Could that be?! Okay, I think I’ve figured out the *real* plot of the Stargate Extinction now.

— On the Earth the massive wedding – Teyla and Kanaan, McKay and Keller, Ronon and Amelia, Radek and Lorne (it *can* be in California after all) . . mhm, who else … Sheppard and heated up Elizabeth the Replicator , Woolsey and his Work … Chuck as the best man ..

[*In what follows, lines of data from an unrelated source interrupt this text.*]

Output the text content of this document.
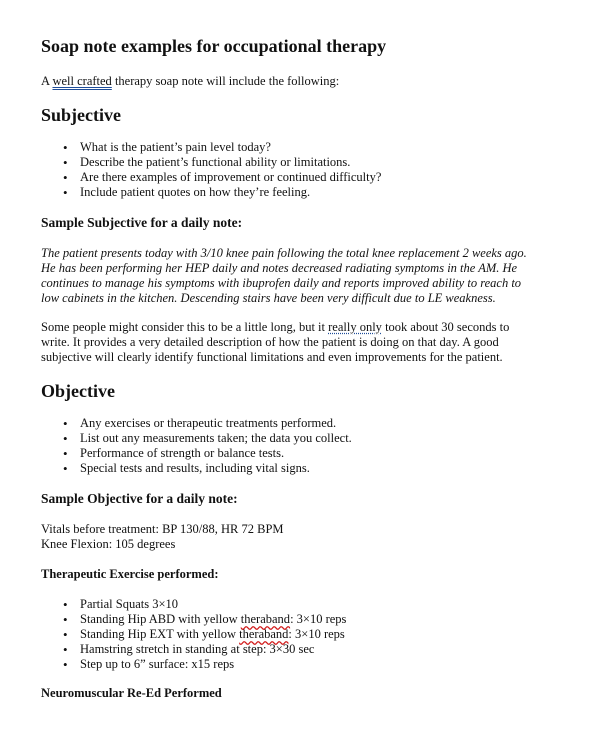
Soap note examples for occupational therapy
A well crafted therapy soap note will include the following:
Subjective
• What is the patient’s pain level today?
• Describe the patient’s functional ability or limitations.
• Are there examples of improvement or continued difficulty?
• Include patient quotes on how they’re feeling.
Sample Subjective for a daily note:
The patient presents today with 3/10 knee pain following the total knee replacement 2 weeks ago.
He has been performing her HEP daily and notes decreased radiating symptoms in the AM. He
continues to manage his symptoms with ibuprofen daily and reports improved ability to reach to
low cabinets in the kitchen. Descending stairs have been very difficult due to LE weakness.
Some people might consider this to be a little long, but it really only took about 30 seconds to
write. It provides a very detailed description of how the patient is doing on that day. A good
subjective will clearly identify functional limitations and even improvements for the patient.
Objective
• Any exercises or therapeutic treatments performed.
• List out any measurements taken; the data you collect.
• Performance of strength or balance tests.
• Special tests and results, including vital signs.
Sample Objective for a daily note:
Vitals before treatment: BP 130/88, HR 72 BPM
Knee Flexion: 105 degrees
Therapeutic Exercise performed:
• Partial Squats 3×10
• Standing Hip ABD with yellow theraband: 3×10 reps
• Standing Hip EXT with yellow theraband: 3×10 reps
• Hamstring stretch in standing at step: 3×30 sec
• Step up to 6” surface: x15 reps
Neuromuscular Re-Ed Performed
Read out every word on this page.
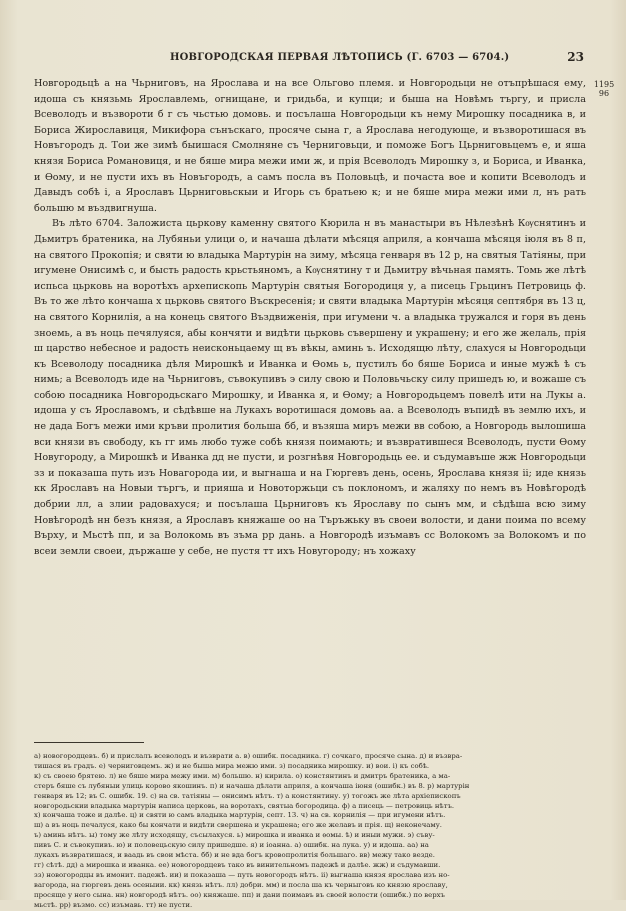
НОВГОРОДСКАЯ ПЕРВАЯ ЛѢТОПИСЬ (Г. 6703 — 6704.)	23
1195
96

Новгородьцѣ а на Чьрниговъ, на Ярослава и на все Ольгово племя. и Новгородьци не отъпрѣшася ему, идоша съ князьмь Ярославлемь, огнищане, и гридьба, и купци; и быша на Новѣмъ търгу, и присла Всеволодъ и възвороти б г съ чьстью домовь. и посълаша Новгородьци къ нему Мирошку посадника в, и Бориса Жирославиця, Микифора сънъскаго, просяче сына г, а Ярослава негодующе, и възворотишася въ Новъгородъ д. Тои же зимѣ быишася Смолняне съ Черниговьци, и поможе Богъ Цьрниговьцемъ е, и яша князя Бориса Романовиця, и не бяше мира межи ими ж, и прія Всеволодъ Мирошку з, и Бориса, и Иванка, и Ѳому, и не пусти ихъ въ Новъгородъ, а самъ посла въ Половьцѣ, и почаста вое и копити Всеволодъ и Давыдъ собѣ і, а Ярославъ Цьрниговьскыи и Игорь съ братьею к; и не бяше мира межи ими л, нъ рать большю м въздвигнуша.

Въ лѣто 6704. Заложиста цьркову каменну святого Кюрила н въ манастыри въ Нѣлезѣнѣ Кѹснятинъ и Дьмитръ братеника, на Лубяньи улици о, и начаша дѣлати мѣсяця априля, а кончаша мѣсяця іюля въ 8 п, на святого Прокопія; и святи ю владыка Мартурін на зиму, мѣсяца генваря въ 12 р, на святыя Татіяны, при игумене Онисимѣ с, и бысть радость крьстьяномъ, а Кѹснятину т и Дьмитру вѣчьная память. Томь же лѣтѣ испьса цьрковь на воротѣхъ архепископь Мартурін святыя Богородиця у, а писець Грьцинъ Петровиць ф. Въ то же лѣто кончаша х цьрковь святого Въскресенія; и святи владыка Мартурін мѣсяця септября въ 13 ц, на святого Корнилія, а на конець святого Въздвиженія, при игумени ч. а владыка тружался и горя въ день зноемь, а въ ноць печялуяся, абы кончяти и видѣти цьрковь съвершену и украшену; и его же желаль, прія ш царство небесное и радость неисконьцаему щ въ вѣкы, аминь ъ. Исходящю лѣту, слахуся ы Новгородьци къ Всеволоду посадника дѣля Мирошкѣ и Иванка и Ѳомь ь, пустилъ бо бяше Бориса и иные мужѣ ѣ съ нимь; а Всеволодъ иде на Чьрниговъ, съвокупивъ э силу свою и Половьчьску силу пришедъ ю, и вожаше съ собою посадника Новгородьскаго Мирошку, и Иванка я, и Ѳому; а Новгородьцемъ повелѣ ити на Лукы а. идоша у съ Ярославомъ, и сѣдѣвше на Лукахъ воротишася домовь аа. а Всеволодъ въпидѣ въ землю ихъ, и не дада Богъ межи ими кръви пролития больша бб, и възяша миръ межи вв собою, а Новгородь вылошиша вси князи въ свободу, къ гг имь любо туже собѣ князя поимають; и възвратившеся Всеволодъ, пусти Ѳому Новугороду, а Мирошкѣ и Иванка дд не пусти, и розгнѣвя Новгородьць ее. и съдумавъше жж Новгородьци зз и показаша путь изъ Новагорода ии, и выгнаша и на Гюргевъ день, осень, Ярослава князя іі; иде князь кк Ярославъ на Новыи търгъ, и прияша и Новоторжьци съ поклономъ, и жаляху по немъ въ Новѣгородѣ добрии лл, а злии радовахуся; и посълаша Цьрниговъ къ Ярославу по сынъ мм, и сѣдѣша всю зиму Новѣгородѣ нн безъ князя, а Ярославъ княжаше оо на Търъжьку въ своеи волости, и дани поима по всему Върху, и Мьстѣ пп, и за Волокомь въ зъма рр дань. а Новгородѣ изъмавъ сс Волокомъ за Волокомъ и по всеи земли своеи, държаше у себе, не пустя тт ихъ Новугороду; нъ хожаху

а) новогородцевъ. б) и прислалъ всеволодъ и възврати а. в) ошибк. посадника. г) сочкаго, просяче сына. д) и възвра-

тишася въ градъ. е) черниговцемъ. ж) и не быша мира межю ими. з) посадника мирошку. и) вои. і) къ собѣ.

к) съ своею брятею. л) не бяше мира межу ими. м) большю. н) кирила. о) констянтинъ и дмитръ братеника, а ма-

стеръ бяше съ лубяныи улиць корово якошинъ. п) и начаша дѣлати априля, а кончаша іюня (ошибк.) въ 8. р) мартурін

генваря въ 12; въ С. ошибк. 19. с) на св. татіяны — онисимъ нѣтъ. т) а констянтину. у) тогожъ же лѣта архіепископъ

новгородьскии владыка мартурін написа церковь, на воротахъ, святыа богородица. ф) а писець — петровиць нѣтъ.

х) кончаша тоже и далѣе. ц) и святи ю самъ владыка мартурін, септ. 13. ч) на св. корнилія — при игумени нѣтъ.

ш) а въ ноць печалуся, како бы кончати и видѣти свершена и украшена; его же желавъ и прія. щ) неконечаму.

ъ) аминь нѣтъ. ы) тому же лѣту исходящу, съсылахуся. ь) мирошка и иванка и ѳомы. ѣ) и иныи мужи. э) съву-

пивъ С. и съвокупивъ. ю) и половецьскую силу пришедше. я) и іоанна. а) ошибк. на лука. у) и идоша. аа) на

лукахъ възвратишася, и ваадь въ свои мѣста. бб) и не вда богъ кровопролитія большаго. вв) межу тако везде.

гг) сѣтѣ. дд) а мирошка и иванка. ее) новогородцевъ тако въ винительномъ падежѣ и далѣе. жж) и съдумавши.

зз) новогородцы въ имонит. падежѣ. ии) и показаша — путь новогородъ нѣтъ. іі) выгнаша князя ярослава изъ но-

вагорода, на гюргевъ день осеныии. кк) князь нѣтъ. лл) добри. мм) и посла ша къ черныговъ ко князю ярославу,

просяще у него сына. нн) новгородѣ нѣтъ. оо) княжаше. пп) и дани поимавъ въ своей волости (ошибк.) по верхъ

мьстѣ. рр) възмо. сс) изъмавь. тт) не пусти.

In the meantime, Todd runs away from his prison and hooks up with the furious Band of Shippers. They steal the Daedalus and when colonel Caldwell on Earth says “speak now or forever keep ur silence …” Todd (hurt by Shep’s betrayal) and his bunch of shippers throw a ZPM powered bomb on Earth.
*boom*
Earth no more.
Final shot on heartbroken Todd, sitting in the captain’s chair on Daedalus, fiddling with one Shep’s wrist band he stolen from him. “Solitary Man” playing in the background.

*after the credits*

The Shippers have a ‘what-have-we-done’ moment and start to write a new shipper fanfic immediately.

The Milky Way explodes right away.

*End*

Close? Not close?

AndreaFWhite
AndreaFWhite

Please Joe, no McKeller romance and promise me you will do something with Kanaan like… kill him. Sorry, but the character has no chemistry with Teyla. Ok, if you can’t do that can you turn him back to a bug.